Warum Sie dieses Buch lesen sollten
- Eine bahnbrechende Erzählung, die die Grenzen des konventionellen Geschichtenerzählens sprengt.
- Eine zutiefst emotionale Auseinandersetzung mit Trauer und der menschlichen Existenz.
- Eine einzigartige Mischung aus historischer Fiktion und spirituellen Themen.
- Gewinner des Man Booker Prize 2017, ausgezeichnet für seine literarische Innovation.

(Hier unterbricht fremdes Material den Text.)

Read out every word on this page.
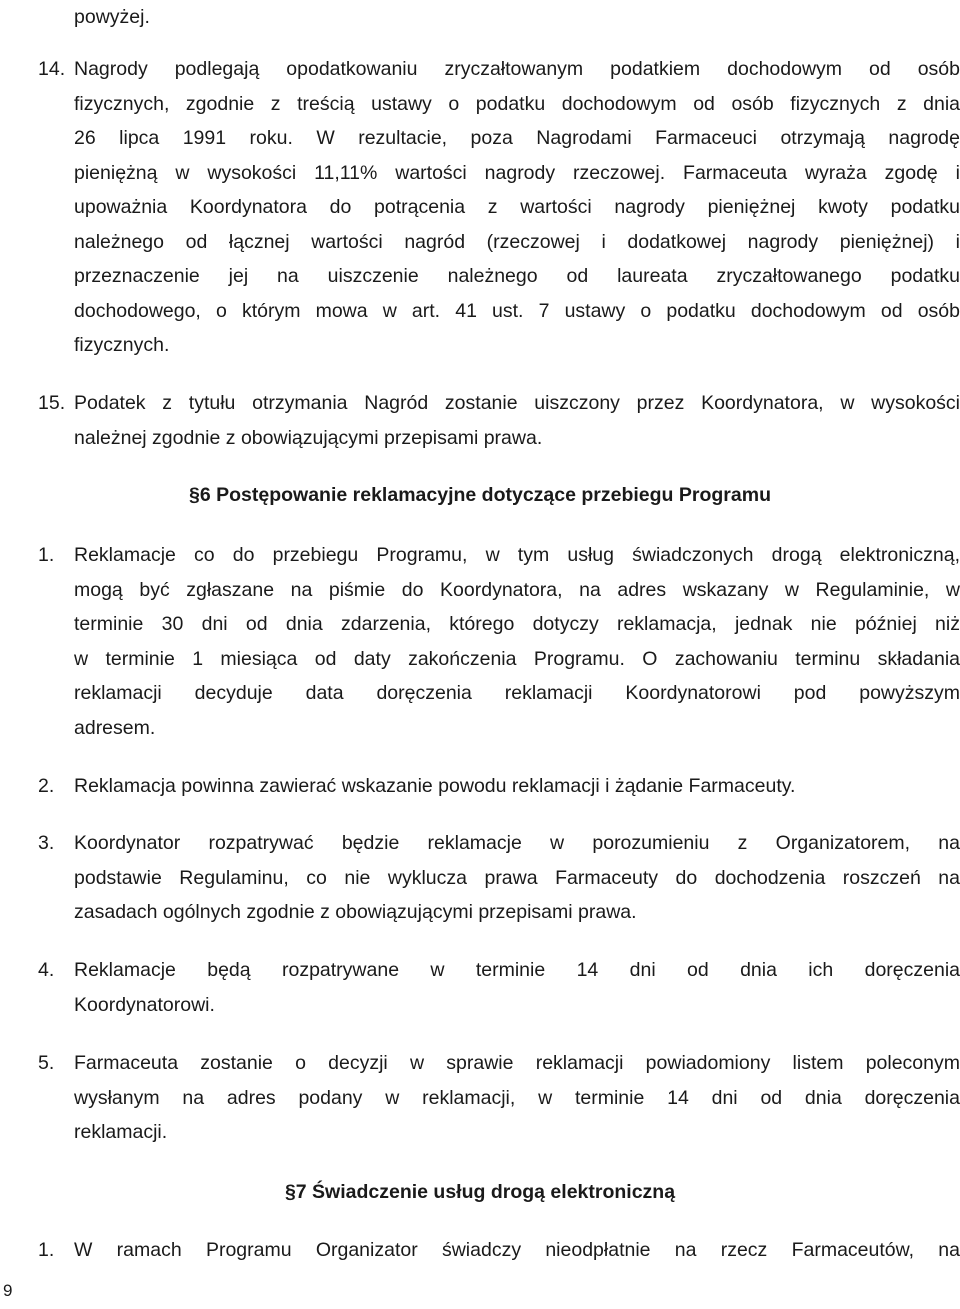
powyżej.
14. Nagrody podlegają opodatkowaniu zryczałtowanym podatkiem dochodowym od osób
fizycznych, zgodnie z treścią ustawy o podatku dochodowym od osób fizycznych z dnia
26 lipca 1991 roku. W rezultacie, poza Nagrodami Farmaceuci otrzymają nagrodę
pieniężną w wysokości 11,11% wartości nagrody rzeczowej. Farmaceuta wyraża zgodę i
upoważnia Koordynatora do potrącenia z wartości nagrody pieniężnej kwoty podatku
należnego od łącznej wartości nagród (rzeczowej i dodatkowej nagrody pieniężnej) i
przeznaczenie jej na uiszczenie należnego od laureata zryczałtowanego podatku
dochodowego, o którym mowa w art. 41 ust. 7 ustawy o podatku dochodowym od osób
fizycznych.
15. Podatek z tytułu otrzymania Nagród zostanie uiszczony przez Koordynatora, w wysokości
należnej zgodnie z obowiązującymi przepisami prawa.
§6 Postępowanie reklamacyjne dotyczące przebiegu Programu
1.	Reklamacje co do przebiegu Programu, w tym usług świadczonych drogą elektroniczną,
mogą być zgłaszane na piśmie do Koordynatora, na adres wskazany w Regulaminie, w
terminie 30 dni od dnia zdarzenia, którego dotyczy reklamacja, jednak nie później niż
w terminie 1 miesiąca od daty zakończenia Programu. O zachowaniu terminu składania
reklamacji decyduje data doręczenia reklamacji Koordynatorowi pod powyższym
adresem.
2.	Reklamacja powinna zawierać wskazanie powodu reklamacji i żądanie Farmaceuty.
3.	Koordynator rozpatrywać będzie reklamacje w porozumieniu z Organizatorem, na
podstawie Regulaminu, co nie wyklucza prawa Farmaceuty do dochodzenia roszczeń na
zasadach ogólnych zgodnie z obowiązującymi przepisami prawa.
4.	Reklamacje będą rozpatrywane w terminie 14 dni od dnia ich doręczenia
Koordynatorowi.
5.	Farmaceuta zostanie o decyzji w sprawie reklamacji powiadomiony listem poleconym
wysłanym na adres podany w reklamacji, w terminie 14 dni od dnia doręczenia
reklamacji.
§7 Świadczenie usług drogą elektroniczną
1.	W ramach Programu Organizator świadczy nieodpłatnie na rzecz Farmaceutów, na
9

- Bietet eine fantasievolle und zum Nachdenken anregende Perspektive auf einen der größten Präsidenten Amerikas.
Über den Autor
George Saunders ist ein gefeierter amerikanischer Autor, bekannt für seine Kurzgeschichten, Essays und Romane. Er wurde vielfach ausgezeichnet, unter anderem mit dem Booker-Preis und einem MacArthur-Stipendium. Seine Werke zeichnen sich oft durch Witz, Einfühlungsvermögen und die Auseinandersetzung mit zeitgenössischen menschlichen Erfahrungen aus.